孤独の穴

孤独の穴にすっぽりとはまりこむことが時々ある。本当は自分は孤独ではないことは分かっている。家族もいるし、友人たちもいるし、みんなの中で自分が生きていることは分かっている。でも、ふと、孤独の穴にはまってしまうことがあるのだ。淋しくて淋しくて心の中が空っぽになる。

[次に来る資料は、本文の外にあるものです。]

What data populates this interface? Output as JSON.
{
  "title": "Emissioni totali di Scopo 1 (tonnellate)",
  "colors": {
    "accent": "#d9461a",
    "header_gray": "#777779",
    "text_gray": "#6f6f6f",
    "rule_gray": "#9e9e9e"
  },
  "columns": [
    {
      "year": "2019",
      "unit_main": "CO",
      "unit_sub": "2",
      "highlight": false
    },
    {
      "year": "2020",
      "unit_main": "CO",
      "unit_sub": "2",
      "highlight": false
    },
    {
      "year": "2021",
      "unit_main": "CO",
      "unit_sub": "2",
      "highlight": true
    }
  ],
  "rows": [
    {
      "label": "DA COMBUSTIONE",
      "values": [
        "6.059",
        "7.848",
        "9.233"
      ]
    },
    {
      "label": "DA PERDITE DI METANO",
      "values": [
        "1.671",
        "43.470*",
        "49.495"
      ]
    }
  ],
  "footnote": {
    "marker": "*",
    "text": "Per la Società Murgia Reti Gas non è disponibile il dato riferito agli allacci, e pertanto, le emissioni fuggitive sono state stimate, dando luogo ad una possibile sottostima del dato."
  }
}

昨日の夜寝付けなくて、色んな事を考えていた。ふと、父が死んだ日のことがリアルによみがえってきた。前日「じゃあね、また明日」と言って別れた父は、次の日の朝駆けつけた時には意識不明に陥っていた。駆けつけた家族は皆、父が死ぬと思い、そんな会話をしていた。でも私は諦めなかった。父が今懸命に頑張っているのに、周りの家族がそんなことを話していてはダメだと思った。私は父の足をマッサージしながら「お父さん、ほら頑張って!ちゃんと息して!」「頑張らなくちゃだめだよー。元気になるんだから」と声をかけ続けた。その後家族みんなで体中をさすった。血流を良くするために。もう誰も死については口にしなかった。みんながベットの周りに集まって父を中心にして父のために手を動かした。父の呼吸は絶え絶えになり、呼吸をしない時もあった。みんなで「お父さん!息して!」「頑張って!」と叫ぶように声をかけた。母が耳元で「お父さん!息して!」と声をあげた時、呼吸が止まっていた父は大きくスウッと息を吸い込んだ。みんなして「聞こえているんだよ!みんなで声をかけ続けよう!」と懸命に呼びかけた。後に読んだ本によると、聴覚は最後まで残るらしく、意識不明になっても声が聞こえている可能性があるとのことだった。しかしその直後父は呼吸をしなくなった。ナースコールで早く来て欲しいと何度も呼ぶがなかなか来てくれない。来た時には心電図のモニターを持ってきて、コンセントを入れる。ピーと一直線になった線があらわれる。医師が時間と父が死んだという事を告げた。


あの日のことは鮮明に思い出すことが出来る。まるで昨日起きたことのように。
父がこの世にいないと言うことを考えると、たまらなくなる。父が死んでしまったなんて信じたくない。私が子どもを産んだ時に父がいないなんて、弟の結婚式に父がいないなんて、お正月に父がいないなんて…考え出すと止まらなくなる。悲しみと淋しさがこみ上げてくる。
今日も起きてからベットでボーっとしていた。父のことを考えていた。何で死なせてしまったんだろう?他に何か出来たんじゃないかと思う。また、死んだ日のことや入院していた時の事が頭の中にぐちゃぐちゃになって思い出される。頭の中を猛スピードで記憶の波が駆け抜ける。
そんな時、孤独の穴にすっぽりとはまりこむ。父の死を考えるとなぜだか孤独になる。今いる家族を精一杯大事にしようと思う反面、孤独になる自分。
悲しくて淋しくて、もどかしい、そんな波が時々やってくる。父の死が結構自分の中で整理がついてきたかなと思っていた矢先にもやってくる。この波とは、もうちょっと長い間付き合わなくてはいけないのかもしれない。


こうやって自分の悲しみや淋しさや孤独を文字にしていると、もっと悲しくなってくる。涙がこみ上げてくる。一人泣きながらパソコンを打つ。どうして言葉にしたいのか。する必要があるのか。わからないけれど、自分の中だけにはしまいきれない感情の波がうねっているのだと思う。